# entretien rétina



## DOuggy (15 Septembre 2012)

Bonjour,
Avec quoi comptez-vous nettoyer votre écran rétina? Le chiffon fourni avec est très petit...
Utiliserez-vous des produits? La dalle me semble très fragile, je n'ose pas utiliser les produits vendus pour des écrans TV.


----------



## Nyrvan (15 Septembre 2012)

mmm Mackeeper ? 

Ok je sors...

Plus sérieusement, j'utilise un simple nettoyant doux pour vitre que je dépose sur un "papier ménage" avant de nettoyer délicatement l'écran. Après un petit coup avec le chiffon Apple et c'est propre. J'ai toujours fait comme cela depuis que j'ai des portables sans avoir de problèmes.


----------



## eryllion (15 Septembre 2012)

Bonjour

J'utilise le chiffon fourni, ou l'un des chiffons que j'utilise sur mes lunettes.
Il arrive parfois qu'une petite tache ronde ne parte pas de suite, donc j'humidifie légèrement le bout du chiffon et elle s'en va. Je n'ai jamais eu besoin de forcer, toujours avec une main légère.

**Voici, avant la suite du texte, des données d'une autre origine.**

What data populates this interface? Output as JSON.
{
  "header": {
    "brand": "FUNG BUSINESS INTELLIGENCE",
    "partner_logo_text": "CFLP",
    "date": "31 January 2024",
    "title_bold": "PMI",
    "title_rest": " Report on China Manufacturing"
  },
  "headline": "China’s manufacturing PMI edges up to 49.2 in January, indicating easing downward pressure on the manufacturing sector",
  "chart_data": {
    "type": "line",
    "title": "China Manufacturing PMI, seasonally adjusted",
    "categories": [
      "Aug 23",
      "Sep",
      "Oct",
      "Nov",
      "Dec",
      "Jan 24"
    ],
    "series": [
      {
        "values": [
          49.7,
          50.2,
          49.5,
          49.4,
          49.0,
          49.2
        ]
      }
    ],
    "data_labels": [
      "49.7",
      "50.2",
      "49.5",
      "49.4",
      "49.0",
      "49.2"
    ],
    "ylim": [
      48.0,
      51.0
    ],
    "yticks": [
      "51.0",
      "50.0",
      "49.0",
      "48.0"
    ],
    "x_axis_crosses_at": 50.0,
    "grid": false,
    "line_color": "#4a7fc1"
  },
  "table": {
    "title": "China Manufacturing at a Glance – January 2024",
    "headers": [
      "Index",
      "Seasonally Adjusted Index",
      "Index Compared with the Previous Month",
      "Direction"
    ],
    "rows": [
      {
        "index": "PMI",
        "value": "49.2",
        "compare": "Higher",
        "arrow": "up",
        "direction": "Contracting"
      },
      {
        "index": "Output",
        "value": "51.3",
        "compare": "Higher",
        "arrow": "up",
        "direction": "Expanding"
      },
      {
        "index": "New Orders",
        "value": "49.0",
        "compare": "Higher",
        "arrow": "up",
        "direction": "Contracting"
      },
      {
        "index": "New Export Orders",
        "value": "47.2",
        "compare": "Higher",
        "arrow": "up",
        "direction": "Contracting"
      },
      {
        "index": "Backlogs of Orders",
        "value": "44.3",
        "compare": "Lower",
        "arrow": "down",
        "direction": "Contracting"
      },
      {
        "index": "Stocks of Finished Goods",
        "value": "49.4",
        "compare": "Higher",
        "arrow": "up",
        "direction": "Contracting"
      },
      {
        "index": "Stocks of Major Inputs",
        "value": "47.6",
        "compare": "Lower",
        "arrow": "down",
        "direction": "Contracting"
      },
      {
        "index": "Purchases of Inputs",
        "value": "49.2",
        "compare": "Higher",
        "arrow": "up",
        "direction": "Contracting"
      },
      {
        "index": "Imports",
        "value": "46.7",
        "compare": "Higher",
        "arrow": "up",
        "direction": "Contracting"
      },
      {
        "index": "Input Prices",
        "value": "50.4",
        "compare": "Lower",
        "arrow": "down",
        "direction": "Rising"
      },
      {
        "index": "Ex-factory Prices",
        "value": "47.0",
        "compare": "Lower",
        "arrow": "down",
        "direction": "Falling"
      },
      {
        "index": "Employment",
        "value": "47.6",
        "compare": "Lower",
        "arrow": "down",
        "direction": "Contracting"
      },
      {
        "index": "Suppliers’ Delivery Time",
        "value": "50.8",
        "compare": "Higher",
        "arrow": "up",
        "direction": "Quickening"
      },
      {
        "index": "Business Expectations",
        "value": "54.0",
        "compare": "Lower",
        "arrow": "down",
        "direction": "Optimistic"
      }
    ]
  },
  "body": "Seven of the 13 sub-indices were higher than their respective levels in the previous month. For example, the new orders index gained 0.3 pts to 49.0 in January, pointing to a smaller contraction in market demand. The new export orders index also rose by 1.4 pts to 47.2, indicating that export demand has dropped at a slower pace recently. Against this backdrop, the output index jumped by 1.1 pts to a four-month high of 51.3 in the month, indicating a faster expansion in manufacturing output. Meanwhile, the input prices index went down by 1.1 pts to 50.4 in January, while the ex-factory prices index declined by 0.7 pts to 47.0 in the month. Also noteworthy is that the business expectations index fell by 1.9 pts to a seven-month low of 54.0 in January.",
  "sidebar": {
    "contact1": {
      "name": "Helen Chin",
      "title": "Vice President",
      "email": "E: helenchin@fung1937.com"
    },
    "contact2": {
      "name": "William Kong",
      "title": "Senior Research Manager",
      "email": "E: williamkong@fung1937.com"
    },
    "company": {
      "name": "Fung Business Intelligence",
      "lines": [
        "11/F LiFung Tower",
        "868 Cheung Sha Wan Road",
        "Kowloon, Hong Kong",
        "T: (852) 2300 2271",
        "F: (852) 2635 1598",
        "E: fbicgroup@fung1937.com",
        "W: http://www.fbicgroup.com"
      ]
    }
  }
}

Je n'utilise pas de produit pour ma part. Je le fais souvent écran éteint pour bien voir le résultat.


----------



## DOuggy (15 Septembre 2012)

Voilà, c'est ça. Il y a de petites tâches qui partent moins facilement, qui semblent collées. Régulièrement. C'est pour celles là que je pense à un produit.
Quelqu'un sait en quelle matière est fait le revêtement de l'écran?


----------